If Rumsfeld thinks that the main dangers in the confrontation with Iraq were the ‘unknown unknowns’, that is, the threats from Saddam whose nature we cannot even suspect, then the Abu Ghraib scandal shows that the main dangers lie in the “unknown knowns”—the disavowed beliefs, suppositions and obscene practices we pretend not to know about, even though they form the background of our public values.

Slavoj Žižek, What Rumsfeld doesn’t know that he knows about Abu Ghraib

It’s an incredibly compelling argument that the unknown knowns are the most dangerous of all.

Dear reader, what started out as a somewhat frivolous research exercise has taken me somewhere utterly unexpected. This is not a happy discovery, but I think it’s a really important one.

It occurs to me that there are many unknown knowns that represent a real and present danger.

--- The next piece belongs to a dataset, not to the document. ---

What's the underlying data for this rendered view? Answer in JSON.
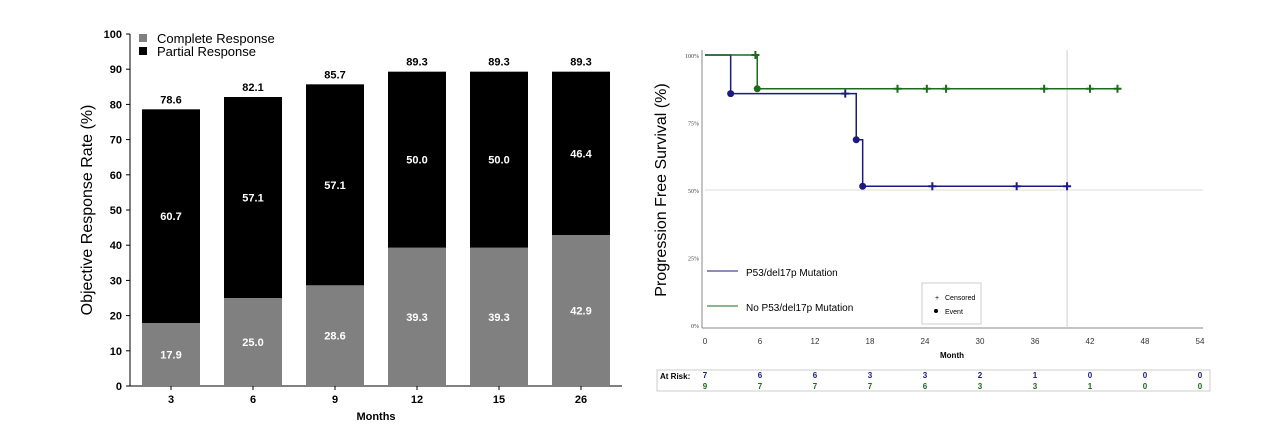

Swedish activist Greta Thunberg’s words to MPs at the Houses of Parliament in April of this year resonate more strongly than ever:

You don’t listen to the science because you are only interested in solutions that will enable you to carry on like before.

Greta Thunberg

Perhaps, rather than idling wondering about unknown unknowns, we might all do better to consider those unknown knowns – those blind spots, those things we know, but choose not to acknowledge.